Wireless Writing in the Age of Marconi
Title | Wireless Writing in the Age of Marconi PDF eBook |
Author | Timothy C. Campbell |
Publisher | U of Minnesota Press |
Pages | 252 |
Release | 2006-01-01 |
Genre | Technology & Engineering |
ISBN | 9780816644421 |
Wireless technology has become deeply embedded in everyday life, but its impact cannot be fully understood without probing the contributions of the Italian inventor Guglielmo Marconi (1874-1937), who ushered in the beginning of wireless communication. Marconi produced and detected sound waves over long distances, using the curvature of the earth for direction, and laid the foundations for what we know as radio—the original mobile, voice-activated, and electronic media community. Timothy C. Campbell demonstrates that Marconi’s invention of the wireless telegraph was not simply a technological act but also had an impact on poetry and aesthetics and linked the written word to the rise of mass politics. Reading influential works such as F. T. Marinetti’s futurist manifestos, Rudolf Arnheim’s 1936 study Radio, writings by Gabriele D’Annunzio, and Ezra Pound’s Cantos, Campbell reveals how the newness of wireless technology was inscribed in the ways modernist authors engaged with typographical experimentation, apocalyptic tones, and newly minted models for registering voices. Wireless Writing in the Age of Marconi presents an alternative history of modernism that listens as well as looks and bears in mind the altered media environment brought about by the emergence of the wireless. Timothy C. Campbell is associate professor of Italian at Cornell University.

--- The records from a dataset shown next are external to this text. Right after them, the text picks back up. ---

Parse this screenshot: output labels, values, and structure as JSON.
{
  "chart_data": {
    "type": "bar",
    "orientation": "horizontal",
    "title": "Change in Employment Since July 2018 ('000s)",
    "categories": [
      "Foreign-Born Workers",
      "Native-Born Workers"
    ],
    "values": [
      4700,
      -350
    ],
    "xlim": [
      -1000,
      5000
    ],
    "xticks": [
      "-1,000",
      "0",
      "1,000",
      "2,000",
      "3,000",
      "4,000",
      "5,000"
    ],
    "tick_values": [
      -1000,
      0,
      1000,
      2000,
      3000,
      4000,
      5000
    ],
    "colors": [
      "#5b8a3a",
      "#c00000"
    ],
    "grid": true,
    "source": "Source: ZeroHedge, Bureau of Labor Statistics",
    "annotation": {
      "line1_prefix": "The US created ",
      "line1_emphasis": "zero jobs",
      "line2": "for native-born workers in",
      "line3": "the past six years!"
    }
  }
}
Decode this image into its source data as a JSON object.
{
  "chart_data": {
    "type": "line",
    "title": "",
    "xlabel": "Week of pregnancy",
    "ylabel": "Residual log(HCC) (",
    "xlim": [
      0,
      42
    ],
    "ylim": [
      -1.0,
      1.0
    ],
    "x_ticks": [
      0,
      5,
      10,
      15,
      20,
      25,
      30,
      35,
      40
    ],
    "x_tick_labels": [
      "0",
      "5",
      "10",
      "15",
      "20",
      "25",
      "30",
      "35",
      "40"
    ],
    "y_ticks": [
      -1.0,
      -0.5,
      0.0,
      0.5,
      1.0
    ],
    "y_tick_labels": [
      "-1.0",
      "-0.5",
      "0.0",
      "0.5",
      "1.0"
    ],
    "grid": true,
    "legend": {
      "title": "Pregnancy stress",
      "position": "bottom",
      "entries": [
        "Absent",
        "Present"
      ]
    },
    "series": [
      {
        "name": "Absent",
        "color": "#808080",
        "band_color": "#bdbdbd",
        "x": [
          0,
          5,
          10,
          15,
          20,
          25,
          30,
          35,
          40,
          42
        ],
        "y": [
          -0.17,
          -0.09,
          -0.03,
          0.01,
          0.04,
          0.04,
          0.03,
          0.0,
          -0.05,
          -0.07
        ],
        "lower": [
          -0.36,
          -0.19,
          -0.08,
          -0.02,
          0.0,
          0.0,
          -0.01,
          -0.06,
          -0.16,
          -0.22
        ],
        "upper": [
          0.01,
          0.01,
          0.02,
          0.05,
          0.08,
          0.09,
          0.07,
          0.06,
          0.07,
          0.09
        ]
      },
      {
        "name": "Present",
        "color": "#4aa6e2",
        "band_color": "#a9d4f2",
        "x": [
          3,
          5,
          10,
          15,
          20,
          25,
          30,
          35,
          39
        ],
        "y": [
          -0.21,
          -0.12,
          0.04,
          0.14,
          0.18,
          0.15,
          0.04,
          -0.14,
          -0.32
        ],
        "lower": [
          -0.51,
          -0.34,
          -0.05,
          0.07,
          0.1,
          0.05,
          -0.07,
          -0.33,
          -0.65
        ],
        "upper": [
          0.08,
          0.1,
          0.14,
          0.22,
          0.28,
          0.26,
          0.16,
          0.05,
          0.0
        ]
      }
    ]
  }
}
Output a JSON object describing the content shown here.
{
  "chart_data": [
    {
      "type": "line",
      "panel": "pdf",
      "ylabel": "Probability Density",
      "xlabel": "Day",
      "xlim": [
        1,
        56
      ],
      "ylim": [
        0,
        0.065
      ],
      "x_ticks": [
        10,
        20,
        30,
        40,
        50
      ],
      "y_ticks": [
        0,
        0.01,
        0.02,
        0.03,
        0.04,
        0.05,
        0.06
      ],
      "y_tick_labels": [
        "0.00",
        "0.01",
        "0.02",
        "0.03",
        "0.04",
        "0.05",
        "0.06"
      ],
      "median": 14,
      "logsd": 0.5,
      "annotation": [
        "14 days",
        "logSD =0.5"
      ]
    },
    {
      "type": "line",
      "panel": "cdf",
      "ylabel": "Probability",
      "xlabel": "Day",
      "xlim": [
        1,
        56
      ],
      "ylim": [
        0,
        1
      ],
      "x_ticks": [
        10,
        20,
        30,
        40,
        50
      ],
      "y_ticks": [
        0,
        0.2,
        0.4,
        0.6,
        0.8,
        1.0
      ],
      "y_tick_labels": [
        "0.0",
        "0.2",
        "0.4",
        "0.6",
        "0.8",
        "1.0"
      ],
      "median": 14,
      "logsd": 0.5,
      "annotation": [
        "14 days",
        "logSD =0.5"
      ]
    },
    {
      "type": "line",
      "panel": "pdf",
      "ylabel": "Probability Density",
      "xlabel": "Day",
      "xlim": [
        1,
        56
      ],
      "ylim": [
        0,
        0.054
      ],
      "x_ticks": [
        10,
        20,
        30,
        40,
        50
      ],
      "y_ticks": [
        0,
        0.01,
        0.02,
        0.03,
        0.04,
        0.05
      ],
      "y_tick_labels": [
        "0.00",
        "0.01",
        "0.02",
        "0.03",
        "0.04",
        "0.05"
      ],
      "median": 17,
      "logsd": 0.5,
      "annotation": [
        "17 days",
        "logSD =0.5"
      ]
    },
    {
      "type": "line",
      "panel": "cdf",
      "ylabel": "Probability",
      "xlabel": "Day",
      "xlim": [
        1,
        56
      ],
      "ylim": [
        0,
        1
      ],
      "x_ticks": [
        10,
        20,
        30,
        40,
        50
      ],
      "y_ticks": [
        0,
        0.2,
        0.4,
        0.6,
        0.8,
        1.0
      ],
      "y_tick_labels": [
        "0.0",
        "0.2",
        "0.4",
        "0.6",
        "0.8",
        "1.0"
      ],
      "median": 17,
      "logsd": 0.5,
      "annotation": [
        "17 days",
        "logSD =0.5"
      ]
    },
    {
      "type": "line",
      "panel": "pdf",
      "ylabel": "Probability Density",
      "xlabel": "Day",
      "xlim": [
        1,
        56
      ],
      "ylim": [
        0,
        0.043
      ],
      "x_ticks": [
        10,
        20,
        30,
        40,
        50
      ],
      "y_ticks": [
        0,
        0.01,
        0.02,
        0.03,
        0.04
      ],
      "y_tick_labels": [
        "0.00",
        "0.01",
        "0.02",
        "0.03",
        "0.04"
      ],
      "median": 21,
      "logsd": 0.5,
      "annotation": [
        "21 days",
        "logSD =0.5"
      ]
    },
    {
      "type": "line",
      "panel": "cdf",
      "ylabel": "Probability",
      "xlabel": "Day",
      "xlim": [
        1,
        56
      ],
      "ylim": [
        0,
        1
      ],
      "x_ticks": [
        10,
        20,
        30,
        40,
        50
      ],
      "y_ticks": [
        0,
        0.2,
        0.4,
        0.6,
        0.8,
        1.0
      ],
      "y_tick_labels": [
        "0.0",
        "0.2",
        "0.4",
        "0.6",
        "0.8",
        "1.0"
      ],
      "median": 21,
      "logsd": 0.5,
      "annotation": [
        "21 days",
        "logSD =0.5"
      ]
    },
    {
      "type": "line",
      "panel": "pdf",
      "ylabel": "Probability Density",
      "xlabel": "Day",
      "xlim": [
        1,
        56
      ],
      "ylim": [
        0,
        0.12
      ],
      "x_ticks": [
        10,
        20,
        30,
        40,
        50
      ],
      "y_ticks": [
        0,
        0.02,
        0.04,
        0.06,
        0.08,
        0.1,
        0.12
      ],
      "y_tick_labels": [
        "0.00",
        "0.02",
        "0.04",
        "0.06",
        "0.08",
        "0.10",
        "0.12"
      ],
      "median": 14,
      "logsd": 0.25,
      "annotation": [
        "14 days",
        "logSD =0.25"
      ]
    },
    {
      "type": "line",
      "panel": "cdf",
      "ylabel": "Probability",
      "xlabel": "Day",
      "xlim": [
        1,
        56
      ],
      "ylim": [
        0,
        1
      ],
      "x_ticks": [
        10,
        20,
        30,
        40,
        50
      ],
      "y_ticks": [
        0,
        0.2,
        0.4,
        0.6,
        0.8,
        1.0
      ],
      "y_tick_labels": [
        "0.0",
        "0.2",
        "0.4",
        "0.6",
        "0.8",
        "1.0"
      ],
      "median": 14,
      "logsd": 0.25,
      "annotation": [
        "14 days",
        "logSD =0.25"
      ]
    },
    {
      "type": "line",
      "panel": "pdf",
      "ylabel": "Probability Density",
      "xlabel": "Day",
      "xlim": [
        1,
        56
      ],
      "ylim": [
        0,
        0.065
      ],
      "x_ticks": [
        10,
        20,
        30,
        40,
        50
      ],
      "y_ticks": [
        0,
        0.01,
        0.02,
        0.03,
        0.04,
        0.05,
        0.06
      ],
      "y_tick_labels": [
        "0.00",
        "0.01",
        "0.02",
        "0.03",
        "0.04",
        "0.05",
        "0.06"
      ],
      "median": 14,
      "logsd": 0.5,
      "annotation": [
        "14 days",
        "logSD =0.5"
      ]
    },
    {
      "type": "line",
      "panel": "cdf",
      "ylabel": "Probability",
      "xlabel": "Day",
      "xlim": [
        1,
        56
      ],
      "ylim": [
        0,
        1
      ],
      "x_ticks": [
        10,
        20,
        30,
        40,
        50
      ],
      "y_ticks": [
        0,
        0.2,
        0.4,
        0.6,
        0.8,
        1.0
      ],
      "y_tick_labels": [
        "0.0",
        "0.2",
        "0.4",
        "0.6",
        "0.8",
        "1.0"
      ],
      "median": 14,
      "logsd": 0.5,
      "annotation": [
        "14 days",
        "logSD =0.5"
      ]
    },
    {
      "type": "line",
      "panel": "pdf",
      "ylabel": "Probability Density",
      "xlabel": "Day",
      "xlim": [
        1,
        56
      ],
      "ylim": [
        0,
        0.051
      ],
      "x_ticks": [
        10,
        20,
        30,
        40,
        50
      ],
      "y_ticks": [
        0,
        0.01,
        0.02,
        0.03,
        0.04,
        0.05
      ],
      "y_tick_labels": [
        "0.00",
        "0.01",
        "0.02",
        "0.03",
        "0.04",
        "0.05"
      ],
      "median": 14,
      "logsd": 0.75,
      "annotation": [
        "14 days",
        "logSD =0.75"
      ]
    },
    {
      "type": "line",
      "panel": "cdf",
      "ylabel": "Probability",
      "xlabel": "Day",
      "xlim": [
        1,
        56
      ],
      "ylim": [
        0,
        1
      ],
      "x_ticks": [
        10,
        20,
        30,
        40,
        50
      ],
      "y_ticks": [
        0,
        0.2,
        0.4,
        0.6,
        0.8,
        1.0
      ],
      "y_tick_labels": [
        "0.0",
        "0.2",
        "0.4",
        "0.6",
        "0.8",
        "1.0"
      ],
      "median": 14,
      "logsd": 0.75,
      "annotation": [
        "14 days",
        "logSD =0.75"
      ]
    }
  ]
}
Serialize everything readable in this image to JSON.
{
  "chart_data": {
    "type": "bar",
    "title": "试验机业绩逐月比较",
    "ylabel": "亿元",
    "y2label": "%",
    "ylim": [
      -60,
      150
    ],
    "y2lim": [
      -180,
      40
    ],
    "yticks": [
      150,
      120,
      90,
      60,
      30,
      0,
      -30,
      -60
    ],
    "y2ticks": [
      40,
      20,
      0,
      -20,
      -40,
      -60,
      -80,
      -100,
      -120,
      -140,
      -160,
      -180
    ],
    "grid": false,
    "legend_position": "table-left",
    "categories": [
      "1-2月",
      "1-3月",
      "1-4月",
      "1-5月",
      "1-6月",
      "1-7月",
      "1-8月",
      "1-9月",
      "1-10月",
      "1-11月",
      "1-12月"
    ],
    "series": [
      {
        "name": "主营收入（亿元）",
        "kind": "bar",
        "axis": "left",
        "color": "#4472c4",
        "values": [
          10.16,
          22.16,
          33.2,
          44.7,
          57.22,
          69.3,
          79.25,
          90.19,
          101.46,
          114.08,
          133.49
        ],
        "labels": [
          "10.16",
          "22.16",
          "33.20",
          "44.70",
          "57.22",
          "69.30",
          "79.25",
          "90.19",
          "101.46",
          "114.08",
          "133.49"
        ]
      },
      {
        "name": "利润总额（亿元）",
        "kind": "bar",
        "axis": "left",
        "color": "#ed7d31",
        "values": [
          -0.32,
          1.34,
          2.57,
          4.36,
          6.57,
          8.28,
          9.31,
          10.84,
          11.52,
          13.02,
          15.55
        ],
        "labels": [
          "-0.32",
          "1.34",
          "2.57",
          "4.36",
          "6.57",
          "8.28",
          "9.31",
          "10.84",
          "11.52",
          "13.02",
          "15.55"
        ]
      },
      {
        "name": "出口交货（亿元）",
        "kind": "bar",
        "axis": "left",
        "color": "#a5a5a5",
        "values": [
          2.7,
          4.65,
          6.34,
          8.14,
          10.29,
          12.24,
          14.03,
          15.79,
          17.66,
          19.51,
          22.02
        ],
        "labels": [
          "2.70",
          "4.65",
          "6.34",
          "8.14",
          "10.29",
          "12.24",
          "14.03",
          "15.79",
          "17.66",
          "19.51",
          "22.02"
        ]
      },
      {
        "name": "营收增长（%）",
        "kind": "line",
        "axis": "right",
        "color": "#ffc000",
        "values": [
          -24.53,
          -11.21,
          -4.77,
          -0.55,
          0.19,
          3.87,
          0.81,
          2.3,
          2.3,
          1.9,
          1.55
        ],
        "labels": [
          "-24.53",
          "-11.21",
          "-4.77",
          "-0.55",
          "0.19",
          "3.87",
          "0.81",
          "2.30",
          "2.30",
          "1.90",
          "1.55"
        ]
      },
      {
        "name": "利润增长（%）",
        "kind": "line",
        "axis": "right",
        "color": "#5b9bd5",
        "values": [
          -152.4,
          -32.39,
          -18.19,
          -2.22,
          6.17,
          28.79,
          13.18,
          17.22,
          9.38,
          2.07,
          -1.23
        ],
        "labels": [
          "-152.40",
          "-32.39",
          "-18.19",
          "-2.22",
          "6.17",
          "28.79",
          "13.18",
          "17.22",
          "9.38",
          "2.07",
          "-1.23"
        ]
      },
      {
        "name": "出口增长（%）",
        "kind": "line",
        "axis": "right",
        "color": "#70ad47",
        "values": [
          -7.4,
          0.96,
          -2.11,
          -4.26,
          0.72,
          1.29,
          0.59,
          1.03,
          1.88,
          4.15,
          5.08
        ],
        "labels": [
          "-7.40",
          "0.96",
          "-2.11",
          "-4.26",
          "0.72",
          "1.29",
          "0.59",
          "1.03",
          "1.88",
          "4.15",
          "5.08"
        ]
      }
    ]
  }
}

Technological Innovation as an Evolutionary Process
Title | Technological Innovation as an Evolutionary Process PDF eBook |
Author | John M. Ziman |
Publisher | Cambridge University Press |
Pages | 404 |
Release | 2003-09-18 |
Genre | Science |
ISBN | 9780521542173 |
Ground-breaking yet non-technical analysis of the analogy that technological artefacts 'evolve' like biological organisms.